If there are fewer jobs than days, return -1 (impossible to schedule).
Use memoization with state (i, d, cur_max) where i is the current job index, d is the number of remaining days, and cur_max is the maximum difficulty for the current day so far.
Base case: if i == n, return 0 if d == 0, otherwise infinity (invalid).
At each job i:
- Update cur_max with the current job's difficulty.
- Option 1: include the next job in the current day (continue without decrementing d).
- Option 2: end the current day by adding cur_max and start a new day with the next job.
Return the minimum of both options.

class Solution:
    def minDifficulty(self, jobDifficulty: List[int], d: int) -> int:
        if len(jobDifficulty) < d:
            return -1

        n = len(jobDifficulty)
        dp = {}

        def dfs(i, d, cur_max):
            if i == n:
                return 0 if d == 0 else float("inf")
            if d == 0:
                return float("inf")
            if (i, d, cur_max) in dp:
                return dp[(i, d, cur_max)]

            cur_max = max(cur_max, jobDifficulty[i])
            res = min(
                dfs(i + 1, d, cur_max),
                cur_max + dfs(i + 1, d - 1, -1)
            )
            dp[(i, d, cur_max)] = res
            return res

        return dfs(0, d, -1)

Time & Space Complexity

Time complexity: $O(n * d * m)$
Space complexity: $O(n * d * m)$

Where $n$ is the number of jobs, $d$ is the number of days, and $m$ is the maximum difficulty value among all the job difficulties.

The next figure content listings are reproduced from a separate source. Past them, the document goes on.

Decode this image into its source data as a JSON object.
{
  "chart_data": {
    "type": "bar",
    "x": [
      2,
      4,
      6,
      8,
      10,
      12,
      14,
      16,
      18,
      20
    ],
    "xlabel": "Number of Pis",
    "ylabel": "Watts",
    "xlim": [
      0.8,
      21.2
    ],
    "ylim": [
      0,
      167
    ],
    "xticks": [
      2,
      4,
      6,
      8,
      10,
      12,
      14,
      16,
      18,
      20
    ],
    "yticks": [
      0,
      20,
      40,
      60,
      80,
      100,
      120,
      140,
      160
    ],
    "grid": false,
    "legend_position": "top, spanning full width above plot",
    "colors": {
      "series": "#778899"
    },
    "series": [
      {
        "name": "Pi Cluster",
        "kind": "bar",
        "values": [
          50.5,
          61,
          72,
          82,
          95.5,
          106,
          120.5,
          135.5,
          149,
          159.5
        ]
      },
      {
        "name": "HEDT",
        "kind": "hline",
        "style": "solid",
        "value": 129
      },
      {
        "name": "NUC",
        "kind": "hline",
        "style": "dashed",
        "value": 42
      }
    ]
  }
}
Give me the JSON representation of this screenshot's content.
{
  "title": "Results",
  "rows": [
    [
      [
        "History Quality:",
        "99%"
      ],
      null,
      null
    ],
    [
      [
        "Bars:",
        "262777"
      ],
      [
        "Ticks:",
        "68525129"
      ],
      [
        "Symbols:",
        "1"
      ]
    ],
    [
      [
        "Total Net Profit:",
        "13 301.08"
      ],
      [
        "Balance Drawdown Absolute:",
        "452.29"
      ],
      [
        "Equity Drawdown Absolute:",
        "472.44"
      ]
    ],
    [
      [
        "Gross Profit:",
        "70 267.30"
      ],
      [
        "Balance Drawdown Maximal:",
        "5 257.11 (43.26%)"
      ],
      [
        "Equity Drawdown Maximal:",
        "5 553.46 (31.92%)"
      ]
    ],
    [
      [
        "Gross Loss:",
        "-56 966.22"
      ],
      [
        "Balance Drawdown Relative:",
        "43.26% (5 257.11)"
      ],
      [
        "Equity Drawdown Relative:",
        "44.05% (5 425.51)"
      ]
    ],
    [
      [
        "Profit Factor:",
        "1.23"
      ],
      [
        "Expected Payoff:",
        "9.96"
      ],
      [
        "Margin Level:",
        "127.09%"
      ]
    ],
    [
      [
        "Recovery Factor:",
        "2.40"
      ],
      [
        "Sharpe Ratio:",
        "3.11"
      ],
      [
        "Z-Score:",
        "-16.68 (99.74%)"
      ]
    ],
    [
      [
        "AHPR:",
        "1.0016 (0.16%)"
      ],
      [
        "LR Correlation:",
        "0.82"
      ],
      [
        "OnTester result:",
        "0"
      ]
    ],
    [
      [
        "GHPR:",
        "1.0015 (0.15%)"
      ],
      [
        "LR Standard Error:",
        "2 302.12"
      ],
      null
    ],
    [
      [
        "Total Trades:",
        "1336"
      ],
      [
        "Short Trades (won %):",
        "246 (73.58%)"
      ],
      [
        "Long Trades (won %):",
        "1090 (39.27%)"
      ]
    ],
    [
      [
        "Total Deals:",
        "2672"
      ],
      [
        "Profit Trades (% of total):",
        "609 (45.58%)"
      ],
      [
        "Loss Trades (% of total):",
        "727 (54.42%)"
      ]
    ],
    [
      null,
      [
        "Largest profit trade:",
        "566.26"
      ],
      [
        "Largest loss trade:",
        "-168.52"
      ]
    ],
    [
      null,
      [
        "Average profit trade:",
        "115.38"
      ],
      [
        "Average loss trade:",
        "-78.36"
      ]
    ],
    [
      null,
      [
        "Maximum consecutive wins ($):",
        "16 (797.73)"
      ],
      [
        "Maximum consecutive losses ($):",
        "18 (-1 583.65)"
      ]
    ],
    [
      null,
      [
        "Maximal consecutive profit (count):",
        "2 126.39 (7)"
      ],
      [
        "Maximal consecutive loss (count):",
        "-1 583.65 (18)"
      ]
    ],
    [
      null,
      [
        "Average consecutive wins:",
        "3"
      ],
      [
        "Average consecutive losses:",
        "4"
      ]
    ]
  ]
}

2. Dynamic Programming (Top-Down Optimized)

Intuition

The previous approach tracks cur_max as part of the state, which can lead to many states. We can optimize by restructuring: instead of tracking the current maximum, we iterate over all possible ending positions for the current day. For each starting position i and remaining days d, we try ending the day at positions i, i+1, ..., n-d (leaving enough jobs for remaining days). While iterating, we maintain a running maximum and take the best choice.

Algorithm

If there are fewer jobs than days, return -1.
Define dfs(i, d) as the minimum difficulty to schedule jobs from index i onward over d days.
Base case: if d == 1, return the maximum difficulty among all remaining jobs.
For each possible split point j from i+1 to n-1:
- Track the running maximum from i to j-1 as the difficulty of the current day.
- Recursively solve for jobs starting at j with d-1 days.
Return the minimum total difficulty found.

class Solution:
    def minDifficulty(self, jobDifficulty: List[int], d: int) -> int:
        if len(jobDifficulty) < d:
            return -1

        n = len(jobDifficulty)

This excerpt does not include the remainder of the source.